Letter
計測学:229Th原子核時計遷移のエネルギー
Nature 573, 7773 doi: 10.1038/s41586-019-1533-4
トリウム229(229Th)の第一励起アイソマー状態229mThは、励起エネルギーが低く放射寿命が長いため、レーザーによって光学的に制御でき、原子核時計を作るための理想的な候補である。原子核時計は、電子殻に基づく現在の原子時計を補完し凌駕すると予想され、相対論的測地学、暗黒物質研究、基礎定数の潜在的な時間変動の観測など、さまざまな応用が考えられるが、その開発はこれまで229mThのエネルギーが正確に分かっていないために阻まれていた。
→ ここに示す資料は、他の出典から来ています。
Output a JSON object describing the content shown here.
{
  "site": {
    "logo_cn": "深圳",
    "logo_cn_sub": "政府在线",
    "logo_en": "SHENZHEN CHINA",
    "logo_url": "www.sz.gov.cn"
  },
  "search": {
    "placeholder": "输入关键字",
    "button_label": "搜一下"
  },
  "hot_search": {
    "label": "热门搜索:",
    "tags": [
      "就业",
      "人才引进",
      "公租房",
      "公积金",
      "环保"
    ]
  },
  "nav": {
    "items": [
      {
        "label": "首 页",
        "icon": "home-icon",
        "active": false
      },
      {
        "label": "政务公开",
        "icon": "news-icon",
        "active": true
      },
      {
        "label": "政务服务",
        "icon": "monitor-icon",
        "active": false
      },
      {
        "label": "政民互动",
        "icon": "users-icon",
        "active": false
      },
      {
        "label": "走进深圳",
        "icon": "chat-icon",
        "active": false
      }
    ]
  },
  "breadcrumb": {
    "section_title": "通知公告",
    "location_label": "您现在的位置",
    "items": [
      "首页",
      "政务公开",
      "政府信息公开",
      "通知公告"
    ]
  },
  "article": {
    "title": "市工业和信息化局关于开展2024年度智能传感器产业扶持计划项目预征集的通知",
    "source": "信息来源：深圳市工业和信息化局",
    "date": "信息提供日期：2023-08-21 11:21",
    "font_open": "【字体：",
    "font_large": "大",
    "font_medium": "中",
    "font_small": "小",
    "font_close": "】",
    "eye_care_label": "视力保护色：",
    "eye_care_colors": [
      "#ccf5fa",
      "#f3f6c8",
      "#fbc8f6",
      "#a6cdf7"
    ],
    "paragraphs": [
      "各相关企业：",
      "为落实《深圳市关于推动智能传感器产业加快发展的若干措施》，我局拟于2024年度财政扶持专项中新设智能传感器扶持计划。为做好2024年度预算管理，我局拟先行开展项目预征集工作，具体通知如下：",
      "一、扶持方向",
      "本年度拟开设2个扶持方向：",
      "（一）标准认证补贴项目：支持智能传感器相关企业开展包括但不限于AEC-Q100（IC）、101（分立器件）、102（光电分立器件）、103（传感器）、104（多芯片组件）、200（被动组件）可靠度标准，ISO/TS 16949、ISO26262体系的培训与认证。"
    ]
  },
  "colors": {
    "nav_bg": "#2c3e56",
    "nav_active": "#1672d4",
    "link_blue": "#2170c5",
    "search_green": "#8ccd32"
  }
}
今回我々は、飛行中の中性229mTh原子の崩壊時に放出される内部転換電子の分光測定を用いて、このアイソマー状態の基底状態への遷移エネルギーを0.17 eVの不確かさ(1標準偏差)で直接測定したことを報告する。基底状態と第一励起状態の間の遷移エネルギーは、波長149.7 ± 3.1 nmに相当し、これは高調波発生を介したレーザー分光法で実現できる。今回の方法は、核物理学的測定と原子物理学的測定とを組み合わせて精密計測学を進展させるものであり、今回の知見によって、原子核に対する高分解能レーザー分光法の利用が促進され、かつてない正確さの原子核時計の開発が可能になると予想される。